One industry veteran was saying (about five months ago) that in her experience, it a network typically has to crank out about a dozen misses before it can achieve one hit. It's a lottery of sorts.
If her assessment of the overall process is correct, then that means with this new, conservative, streamlined process, they are in effect reducing the base number for their initial roll of the dice, and thus also reducing the number of potential hits they can eek out of each crap shoot.
Whoever will be giving these rare greenlights to these few lucky pilots had better be ... right.
I'm reminded of an anecdote -- which I'm afraid I'm going to have to paraphrase because I don't really recall the details.

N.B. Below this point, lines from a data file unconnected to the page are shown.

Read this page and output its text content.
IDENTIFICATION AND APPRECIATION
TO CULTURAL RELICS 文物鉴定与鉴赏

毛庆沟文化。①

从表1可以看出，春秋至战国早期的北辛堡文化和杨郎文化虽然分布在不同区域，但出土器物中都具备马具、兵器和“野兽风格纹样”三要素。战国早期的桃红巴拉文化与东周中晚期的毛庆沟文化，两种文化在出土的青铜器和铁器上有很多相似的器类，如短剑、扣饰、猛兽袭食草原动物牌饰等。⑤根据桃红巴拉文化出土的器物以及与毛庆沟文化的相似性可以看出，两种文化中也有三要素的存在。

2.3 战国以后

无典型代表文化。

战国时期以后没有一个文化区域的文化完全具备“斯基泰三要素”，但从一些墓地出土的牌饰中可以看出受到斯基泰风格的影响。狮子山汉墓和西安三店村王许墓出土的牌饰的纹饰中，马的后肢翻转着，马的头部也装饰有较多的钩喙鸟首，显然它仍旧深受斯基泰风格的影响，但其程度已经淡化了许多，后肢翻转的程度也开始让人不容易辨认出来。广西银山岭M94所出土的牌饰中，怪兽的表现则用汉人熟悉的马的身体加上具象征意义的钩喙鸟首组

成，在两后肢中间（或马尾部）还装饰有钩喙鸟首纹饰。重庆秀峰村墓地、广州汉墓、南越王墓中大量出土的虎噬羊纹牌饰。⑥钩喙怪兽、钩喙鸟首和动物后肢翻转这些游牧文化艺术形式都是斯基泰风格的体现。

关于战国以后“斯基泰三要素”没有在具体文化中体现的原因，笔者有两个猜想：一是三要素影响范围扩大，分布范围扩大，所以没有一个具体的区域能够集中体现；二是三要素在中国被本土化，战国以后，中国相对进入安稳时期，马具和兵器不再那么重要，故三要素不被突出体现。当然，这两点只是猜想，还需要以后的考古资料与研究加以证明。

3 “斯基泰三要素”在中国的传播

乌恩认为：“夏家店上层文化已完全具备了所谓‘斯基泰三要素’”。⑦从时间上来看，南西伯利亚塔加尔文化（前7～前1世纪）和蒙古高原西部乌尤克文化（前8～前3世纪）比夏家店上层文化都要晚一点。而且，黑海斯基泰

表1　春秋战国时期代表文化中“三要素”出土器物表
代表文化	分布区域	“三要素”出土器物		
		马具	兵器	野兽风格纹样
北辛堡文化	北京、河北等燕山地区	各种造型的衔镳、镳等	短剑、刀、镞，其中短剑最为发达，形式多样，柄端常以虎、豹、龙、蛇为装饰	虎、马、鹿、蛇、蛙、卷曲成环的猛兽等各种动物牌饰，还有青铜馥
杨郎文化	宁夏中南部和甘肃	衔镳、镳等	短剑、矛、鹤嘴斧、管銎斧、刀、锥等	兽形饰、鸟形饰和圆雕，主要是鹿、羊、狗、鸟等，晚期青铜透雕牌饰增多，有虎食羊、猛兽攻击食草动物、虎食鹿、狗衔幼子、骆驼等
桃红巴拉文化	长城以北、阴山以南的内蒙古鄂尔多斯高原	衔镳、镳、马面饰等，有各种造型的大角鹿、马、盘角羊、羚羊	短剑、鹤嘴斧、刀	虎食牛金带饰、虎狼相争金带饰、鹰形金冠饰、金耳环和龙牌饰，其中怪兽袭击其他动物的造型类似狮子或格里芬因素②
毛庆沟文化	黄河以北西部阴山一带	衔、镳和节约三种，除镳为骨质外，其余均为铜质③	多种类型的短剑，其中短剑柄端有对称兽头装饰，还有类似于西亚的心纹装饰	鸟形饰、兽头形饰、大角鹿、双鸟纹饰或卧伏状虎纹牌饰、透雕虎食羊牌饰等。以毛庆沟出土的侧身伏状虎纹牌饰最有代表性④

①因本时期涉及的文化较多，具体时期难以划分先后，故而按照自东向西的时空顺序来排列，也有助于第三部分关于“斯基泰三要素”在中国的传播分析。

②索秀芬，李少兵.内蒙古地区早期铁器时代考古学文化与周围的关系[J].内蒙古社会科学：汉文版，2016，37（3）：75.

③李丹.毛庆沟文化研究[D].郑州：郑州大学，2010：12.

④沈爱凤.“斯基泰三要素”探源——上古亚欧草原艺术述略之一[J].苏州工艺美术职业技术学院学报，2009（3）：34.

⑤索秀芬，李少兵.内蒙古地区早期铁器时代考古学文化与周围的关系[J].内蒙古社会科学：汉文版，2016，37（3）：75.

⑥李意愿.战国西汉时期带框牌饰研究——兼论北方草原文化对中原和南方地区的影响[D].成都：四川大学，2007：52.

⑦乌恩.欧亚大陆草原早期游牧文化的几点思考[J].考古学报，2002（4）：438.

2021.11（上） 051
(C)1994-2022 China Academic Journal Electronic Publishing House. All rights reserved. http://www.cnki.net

A major studio had just been acquired by a major overseas company and the studio heads had gone half way around the world to explain how they did business -- how the movie business worked.
And they were explaining, "In an average year, we make thirty movies. Out of those thirty, we predict that five of them are going to be extremely successful -- huge hits. And we exect that around five of them will be disasters -- complete failures and they won't even make back the cost of production. And we expect that around twenty of them will be moderately successful."
And one of the Big Executives who'd just bought the company raises his and says, "Excuse me but -- why don't we just not make those five?"
If the networks actually had the ability to read a script and pick a hit -- why does anyone imagine that they wouldn't have been doing that all along? Why wouldn't they have read the scripts and only picked hits to turn into those expensive pilots? Why wouldn't every show turned into a pilot go on to become a successful series?
It's as if a casting director says -- it's just too expensive to do screen tests -- that hasn't been giving us good results, anyway. So, instead, we're getting rid of screen tests and we're just going to look at actors' resumes and head shots and cast that way.
And the ellimination that step is going to improve the end result how?
This is what's known as "false-savings" -- because in the particular financial quarter where they would be spending a lot of money on pilots, they won't be, and so their financial picture will look a lot better -- in that quarter.
But since the process is likely to lead to a worse crop of new shows, since it will mean committing to shows that haven't been put in front of an audience in the form of a pilot, it probably will lead to fewer successful new shows -- which is the whole point of the process -- so in the long run, it will cost them money, because it will cost them viewers.